Not that I think anyone is going to be shedding any tears over the happenings of Angry Birds games, but what about that proposed New Vegas Remaster I covered recently? A revisit to the core systems that made the classic New Vegas, buffing them up for the modern age, probably making that remaster totally incompatible to the thousands of old school New Vegas mods in the process. What if Bethesda then move to pull the original New Vegas from all digital store fronts, thus forcing people to pick up the new game within which will most likely exist the companies newest paid-for mods iteration which they're thinking of reinstating later this year.
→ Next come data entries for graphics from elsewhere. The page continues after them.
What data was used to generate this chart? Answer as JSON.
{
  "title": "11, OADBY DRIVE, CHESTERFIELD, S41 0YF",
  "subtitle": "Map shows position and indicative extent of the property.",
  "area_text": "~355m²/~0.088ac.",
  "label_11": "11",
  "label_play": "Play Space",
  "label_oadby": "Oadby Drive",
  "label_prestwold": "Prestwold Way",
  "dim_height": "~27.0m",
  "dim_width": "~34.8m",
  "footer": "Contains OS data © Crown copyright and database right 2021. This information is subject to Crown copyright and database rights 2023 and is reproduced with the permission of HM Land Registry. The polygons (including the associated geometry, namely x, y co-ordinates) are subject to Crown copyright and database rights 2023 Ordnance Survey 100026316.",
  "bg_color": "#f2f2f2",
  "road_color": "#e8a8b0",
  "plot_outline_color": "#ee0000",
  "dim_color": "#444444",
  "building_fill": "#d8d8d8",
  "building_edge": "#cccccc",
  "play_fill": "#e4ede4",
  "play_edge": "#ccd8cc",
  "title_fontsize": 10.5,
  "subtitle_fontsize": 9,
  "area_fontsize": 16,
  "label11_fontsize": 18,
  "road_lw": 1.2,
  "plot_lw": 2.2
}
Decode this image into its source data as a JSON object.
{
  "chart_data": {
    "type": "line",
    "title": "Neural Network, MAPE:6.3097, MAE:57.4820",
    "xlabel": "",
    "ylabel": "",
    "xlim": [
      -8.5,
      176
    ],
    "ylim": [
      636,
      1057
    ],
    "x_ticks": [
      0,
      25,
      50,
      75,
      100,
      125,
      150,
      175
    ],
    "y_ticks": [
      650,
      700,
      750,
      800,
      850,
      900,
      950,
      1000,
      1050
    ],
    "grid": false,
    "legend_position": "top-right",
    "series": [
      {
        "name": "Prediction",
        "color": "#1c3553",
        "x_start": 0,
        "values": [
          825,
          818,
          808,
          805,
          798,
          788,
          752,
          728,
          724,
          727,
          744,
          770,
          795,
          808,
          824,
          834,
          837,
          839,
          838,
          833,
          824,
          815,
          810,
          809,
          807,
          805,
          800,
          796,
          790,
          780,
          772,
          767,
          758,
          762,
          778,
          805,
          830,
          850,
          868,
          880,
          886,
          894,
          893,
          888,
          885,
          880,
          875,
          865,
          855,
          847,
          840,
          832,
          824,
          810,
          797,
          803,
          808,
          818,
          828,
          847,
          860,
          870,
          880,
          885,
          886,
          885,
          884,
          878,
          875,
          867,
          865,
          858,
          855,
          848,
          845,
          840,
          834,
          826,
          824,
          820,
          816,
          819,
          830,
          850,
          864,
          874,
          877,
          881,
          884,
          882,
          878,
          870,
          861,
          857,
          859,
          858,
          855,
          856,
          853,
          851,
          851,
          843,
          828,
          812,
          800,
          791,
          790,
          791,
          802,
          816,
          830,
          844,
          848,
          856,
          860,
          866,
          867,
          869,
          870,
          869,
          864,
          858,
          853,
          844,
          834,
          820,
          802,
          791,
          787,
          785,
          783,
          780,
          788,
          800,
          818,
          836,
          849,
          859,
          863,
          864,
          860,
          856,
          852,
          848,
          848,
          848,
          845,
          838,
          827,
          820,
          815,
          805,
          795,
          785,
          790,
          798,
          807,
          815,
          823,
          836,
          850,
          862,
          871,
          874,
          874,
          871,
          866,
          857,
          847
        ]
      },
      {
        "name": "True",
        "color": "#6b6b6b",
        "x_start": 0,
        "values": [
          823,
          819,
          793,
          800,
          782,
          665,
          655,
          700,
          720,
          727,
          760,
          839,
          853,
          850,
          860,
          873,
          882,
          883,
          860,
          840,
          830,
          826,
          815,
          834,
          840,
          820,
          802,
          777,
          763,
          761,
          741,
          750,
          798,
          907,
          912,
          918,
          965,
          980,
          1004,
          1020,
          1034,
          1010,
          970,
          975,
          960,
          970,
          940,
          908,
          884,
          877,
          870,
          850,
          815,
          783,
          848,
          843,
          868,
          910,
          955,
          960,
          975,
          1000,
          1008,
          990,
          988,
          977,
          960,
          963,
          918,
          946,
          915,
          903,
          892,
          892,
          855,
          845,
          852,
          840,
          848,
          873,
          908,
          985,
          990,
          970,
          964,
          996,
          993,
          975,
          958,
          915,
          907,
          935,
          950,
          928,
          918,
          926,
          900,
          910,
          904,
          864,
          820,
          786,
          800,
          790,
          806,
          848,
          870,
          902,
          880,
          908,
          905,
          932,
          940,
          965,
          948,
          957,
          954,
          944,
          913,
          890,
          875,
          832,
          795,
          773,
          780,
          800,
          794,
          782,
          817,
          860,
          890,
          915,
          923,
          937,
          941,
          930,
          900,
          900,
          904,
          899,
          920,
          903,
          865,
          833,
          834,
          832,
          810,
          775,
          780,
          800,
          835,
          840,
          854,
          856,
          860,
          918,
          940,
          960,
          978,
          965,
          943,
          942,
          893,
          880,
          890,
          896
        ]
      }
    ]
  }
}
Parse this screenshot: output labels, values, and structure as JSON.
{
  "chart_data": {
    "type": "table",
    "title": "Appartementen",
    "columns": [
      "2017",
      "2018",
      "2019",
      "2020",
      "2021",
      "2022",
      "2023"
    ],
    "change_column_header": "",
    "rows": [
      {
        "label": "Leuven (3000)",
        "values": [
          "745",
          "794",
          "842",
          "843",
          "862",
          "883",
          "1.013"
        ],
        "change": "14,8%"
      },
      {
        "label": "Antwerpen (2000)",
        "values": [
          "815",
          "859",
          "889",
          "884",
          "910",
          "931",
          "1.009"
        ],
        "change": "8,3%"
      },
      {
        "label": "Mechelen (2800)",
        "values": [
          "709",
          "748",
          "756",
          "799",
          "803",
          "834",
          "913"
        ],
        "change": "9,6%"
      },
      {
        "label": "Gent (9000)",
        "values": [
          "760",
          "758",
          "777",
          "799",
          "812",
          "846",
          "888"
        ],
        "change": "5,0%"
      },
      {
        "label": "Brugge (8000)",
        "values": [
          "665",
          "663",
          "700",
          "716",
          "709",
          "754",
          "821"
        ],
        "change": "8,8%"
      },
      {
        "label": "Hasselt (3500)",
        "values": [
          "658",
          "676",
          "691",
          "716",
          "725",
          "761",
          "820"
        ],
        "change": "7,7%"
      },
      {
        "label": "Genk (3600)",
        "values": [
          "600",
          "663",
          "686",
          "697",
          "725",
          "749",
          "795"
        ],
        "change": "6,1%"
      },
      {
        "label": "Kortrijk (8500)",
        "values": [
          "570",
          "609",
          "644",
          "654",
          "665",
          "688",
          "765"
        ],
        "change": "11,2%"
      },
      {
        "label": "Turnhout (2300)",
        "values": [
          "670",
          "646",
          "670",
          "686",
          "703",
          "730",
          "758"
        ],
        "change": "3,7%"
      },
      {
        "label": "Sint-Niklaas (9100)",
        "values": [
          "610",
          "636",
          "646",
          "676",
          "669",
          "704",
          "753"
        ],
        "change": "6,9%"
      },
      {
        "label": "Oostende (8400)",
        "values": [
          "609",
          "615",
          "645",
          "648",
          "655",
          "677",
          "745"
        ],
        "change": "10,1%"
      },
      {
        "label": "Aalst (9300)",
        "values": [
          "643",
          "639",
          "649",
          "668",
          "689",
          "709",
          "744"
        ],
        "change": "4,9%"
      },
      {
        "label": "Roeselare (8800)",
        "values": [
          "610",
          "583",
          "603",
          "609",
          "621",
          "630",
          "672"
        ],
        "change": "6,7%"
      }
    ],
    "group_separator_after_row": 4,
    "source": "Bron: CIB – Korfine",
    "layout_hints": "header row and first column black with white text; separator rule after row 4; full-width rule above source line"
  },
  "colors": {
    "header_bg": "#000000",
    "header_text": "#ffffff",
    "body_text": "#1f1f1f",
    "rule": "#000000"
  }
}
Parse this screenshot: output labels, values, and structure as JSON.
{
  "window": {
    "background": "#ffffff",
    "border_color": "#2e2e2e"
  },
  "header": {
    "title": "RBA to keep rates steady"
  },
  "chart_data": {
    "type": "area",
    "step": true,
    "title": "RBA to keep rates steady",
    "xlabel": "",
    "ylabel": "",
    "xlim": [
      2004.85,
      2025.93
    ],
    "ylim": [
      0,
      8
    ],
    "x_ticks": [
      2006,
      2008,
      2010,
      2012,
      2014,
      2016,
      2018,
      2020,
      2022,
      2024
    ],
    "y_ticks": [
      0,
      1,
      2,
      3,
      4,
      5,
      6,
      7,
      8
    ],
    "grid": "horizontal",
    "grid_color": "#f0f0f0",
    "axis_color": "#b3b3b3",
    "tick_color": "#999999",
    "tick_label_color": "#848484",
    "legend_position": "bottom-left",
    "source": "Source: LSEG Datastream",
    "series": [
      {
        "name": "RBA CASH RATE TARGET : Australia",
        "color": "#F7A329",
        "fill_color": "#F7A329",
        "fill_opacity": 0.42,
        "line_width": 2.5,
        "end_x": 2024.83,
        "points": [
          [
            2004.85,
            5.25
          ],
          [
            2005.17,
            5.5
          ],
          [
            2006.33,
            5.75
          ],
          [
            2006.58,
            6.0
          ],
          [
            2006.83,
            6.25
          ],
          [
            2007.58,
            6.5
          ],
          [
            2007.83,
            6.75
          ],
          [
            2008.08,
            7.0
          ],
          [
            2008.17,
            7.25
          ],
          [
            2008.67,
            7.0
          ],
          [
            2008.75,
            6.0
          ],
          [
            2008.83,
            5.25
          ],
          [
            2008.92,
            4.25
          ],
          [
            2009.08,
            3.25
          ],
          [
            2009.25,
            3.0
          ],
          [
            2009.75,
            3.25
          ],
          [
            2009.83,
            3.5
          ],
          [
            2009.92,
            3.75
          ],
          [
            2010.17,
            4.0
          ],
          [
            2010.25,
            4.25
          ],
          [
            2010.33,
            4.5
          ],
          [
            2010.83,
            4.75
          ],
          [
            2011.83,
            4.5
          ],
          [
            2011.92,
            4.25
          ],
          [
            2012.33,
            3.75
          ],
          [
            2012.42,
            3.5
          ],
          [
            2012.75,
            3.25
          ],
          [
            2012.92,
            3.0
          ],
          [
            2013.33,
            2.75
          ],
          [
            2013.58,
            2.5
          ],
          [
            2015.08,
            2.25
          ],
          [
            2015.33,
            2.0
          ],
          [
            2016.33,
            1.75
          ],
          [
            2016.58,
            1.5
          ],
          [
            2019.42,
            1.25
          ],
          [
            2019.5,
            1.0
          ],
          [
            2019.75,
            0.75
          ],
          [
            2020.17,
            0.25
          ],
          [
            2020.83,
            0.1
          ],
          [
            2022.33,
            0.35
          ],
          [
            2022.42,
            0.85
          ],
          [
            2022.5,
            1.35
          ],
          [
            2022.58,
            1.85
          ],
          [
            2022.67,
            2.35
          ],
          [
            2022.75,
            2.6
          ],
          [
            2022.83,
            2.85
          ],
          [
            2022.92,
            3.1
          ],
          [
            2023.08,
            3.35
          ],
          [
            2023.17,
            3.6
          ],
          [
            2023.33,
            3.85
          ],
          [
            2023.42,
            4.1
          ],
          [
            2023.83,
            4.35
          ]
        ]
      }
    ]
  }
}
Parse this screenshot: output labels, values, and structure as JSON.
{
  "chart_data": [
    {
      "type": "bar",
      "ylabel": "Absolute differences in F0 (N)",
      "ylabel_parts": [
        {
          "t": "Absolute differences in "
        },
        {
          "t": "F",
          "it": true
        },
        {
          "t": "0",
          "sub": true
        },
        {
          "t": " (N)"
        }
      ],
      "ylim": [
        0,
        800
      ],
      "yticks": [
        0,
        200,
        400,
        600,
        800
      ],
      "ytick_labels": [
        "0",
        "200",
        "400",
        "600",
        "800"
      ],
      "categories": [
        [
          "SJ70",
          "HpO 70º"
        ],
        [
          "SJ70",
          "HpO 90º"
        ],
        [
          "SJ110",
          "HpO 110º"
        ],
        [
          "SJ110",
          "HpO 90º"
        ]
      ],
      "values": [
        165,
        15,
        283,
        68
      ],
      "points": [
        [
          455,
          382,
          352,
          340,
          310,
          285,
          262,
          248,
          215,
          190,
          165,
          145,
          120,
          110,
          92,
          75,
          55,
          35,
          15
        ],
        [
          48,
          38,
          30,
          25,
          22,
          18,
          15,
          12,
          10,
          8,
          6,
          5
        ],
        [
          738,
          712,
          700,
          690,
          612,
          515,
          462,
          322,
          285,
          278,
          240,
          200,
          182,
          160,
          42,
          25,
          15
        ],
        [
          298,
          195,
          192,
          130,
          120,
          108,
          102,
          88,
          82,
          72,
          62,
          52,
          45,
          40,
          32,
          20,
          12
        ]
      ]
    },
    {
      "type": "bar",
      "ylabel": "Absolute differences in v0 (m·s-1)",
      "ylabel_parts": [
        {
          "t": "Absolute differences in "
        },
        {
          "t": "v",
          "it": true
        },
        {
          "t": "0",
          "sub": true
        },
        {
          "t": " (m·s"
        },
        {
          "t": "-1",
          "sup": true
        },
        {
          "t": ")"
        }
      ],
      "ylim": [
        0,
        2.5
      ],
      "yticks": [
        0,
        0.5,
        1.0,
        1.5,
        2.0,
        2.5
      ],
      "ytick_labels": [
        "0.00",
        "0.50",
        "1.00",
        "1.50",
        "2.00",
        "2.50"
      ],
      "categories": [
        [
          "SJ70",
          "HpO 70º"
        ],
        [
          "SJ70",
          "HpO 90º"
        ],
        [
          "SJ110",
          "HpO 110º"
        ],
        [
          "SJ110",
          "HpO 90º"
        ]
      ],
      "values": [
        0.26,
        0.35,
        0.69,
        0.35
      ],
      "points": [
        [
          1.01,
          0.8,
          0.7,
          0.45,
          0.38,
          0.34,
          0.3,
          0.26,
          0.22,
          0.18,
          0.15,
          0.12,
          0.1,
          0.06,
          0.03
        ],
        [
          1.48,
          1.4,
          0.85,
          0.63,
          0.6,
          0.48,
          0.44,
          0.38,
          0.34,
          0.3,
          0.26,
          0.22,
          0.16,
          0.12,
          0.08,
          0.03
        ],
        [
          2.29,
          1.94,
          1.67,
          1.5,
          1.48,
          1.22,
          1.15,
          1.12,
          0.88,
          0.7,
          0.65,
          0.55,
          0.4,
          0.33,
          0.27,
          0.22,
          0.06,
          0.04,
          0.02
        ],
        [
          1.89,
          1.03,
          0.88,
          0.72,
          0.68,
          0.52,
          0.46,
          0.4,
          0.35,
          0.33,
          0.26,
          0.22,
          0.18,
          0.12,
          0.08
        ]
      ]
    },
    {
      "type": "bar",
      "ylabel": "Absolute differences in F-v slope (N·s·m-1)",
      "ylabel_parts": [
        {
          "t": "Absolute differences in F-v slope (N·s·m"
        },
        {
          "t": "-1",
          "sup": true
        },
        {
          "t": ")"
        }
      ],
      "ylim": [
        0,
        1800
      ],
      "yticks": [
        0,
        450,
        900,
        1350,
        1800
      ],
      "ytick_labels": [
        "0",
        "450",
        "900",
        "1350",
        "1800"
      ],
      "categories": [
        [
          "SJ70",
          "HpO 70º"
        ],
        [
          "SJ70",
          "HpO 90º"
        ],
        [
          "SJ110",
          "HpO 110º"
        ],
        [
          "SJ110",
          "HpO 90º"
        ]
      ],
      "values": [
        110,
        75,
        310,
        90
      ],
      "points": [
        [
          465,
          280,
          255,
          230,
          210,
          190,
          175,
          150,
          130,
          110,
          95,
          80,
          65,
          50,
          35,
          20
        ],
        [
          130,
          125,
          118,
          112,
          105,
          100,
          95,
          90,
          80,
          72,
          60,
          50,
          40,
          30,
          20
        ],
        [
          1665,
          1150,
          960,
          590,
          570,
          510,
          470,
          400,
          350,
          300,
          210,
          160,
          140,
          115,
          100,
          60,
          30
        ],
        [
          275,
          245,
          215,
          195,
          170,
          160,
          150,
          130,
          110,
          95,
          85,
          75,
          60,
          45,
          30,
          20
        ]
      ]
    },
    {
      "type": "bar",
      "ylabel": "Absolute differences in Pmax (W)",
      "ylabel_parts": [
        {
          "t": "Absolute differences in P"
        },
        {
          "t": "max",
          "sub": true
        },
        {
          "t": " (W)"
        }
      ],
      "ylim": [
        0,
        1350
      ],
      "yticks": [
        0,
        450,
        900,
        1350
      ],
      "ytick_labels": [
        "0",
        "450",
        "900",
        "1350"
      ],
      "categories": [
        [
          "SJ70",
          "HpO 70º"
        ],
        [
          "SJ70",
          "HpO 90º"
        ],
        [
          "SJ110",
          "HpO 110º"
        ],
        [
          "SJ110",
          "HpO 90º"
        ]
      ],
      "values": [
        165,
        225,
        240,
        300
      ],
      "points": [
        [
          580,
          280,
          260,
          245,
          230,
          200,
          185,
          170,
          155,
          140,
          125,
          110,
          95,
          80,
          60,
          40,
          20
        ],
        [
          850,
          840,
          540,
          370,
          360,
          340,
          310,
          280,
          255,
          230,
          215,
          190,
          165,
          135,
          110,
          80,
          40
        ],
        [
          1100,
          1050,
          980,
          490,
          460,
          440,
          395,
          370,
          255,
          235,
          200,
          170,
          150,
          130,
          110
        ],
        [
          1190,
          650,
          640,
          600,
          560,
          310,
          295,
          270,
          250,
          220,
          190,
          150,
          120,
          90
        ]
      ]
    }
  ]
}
Think I'm being alarmist? I literally just repackaged the exact real-world situation that happened with Skyrim Special Edition. You can't buy the original edition of Skyrim anymore, all you have is the version with the Creation Club attached on top of the package.

I've said it before but until there's action done it needs to be repeated, the relationship between consumers and gaming software needs to be addressed with legislation. If we continue to persist in a system where game disruptors are fully within their rights to withdraw access from paid-for products, this entire industry we're playing within will continue to teeter on the brink, beholden to the whims of whatever unrepentant faceless 'Corpo' is holding the cattle prod. Nothing lives for ever, to be sure, but you'd at least wish for something of a natural life span for the games that we play. Can we at least wait until hardware makes those old games incompatible before pulling them from sales? Is that asking for a bit too much? Or are we all happy moving towards a theoretical future were everygame that is no longer generating active profits can be forcibly plucked out of player's hands by the whim of the publisher? Because that's not a environment I want to flourish within.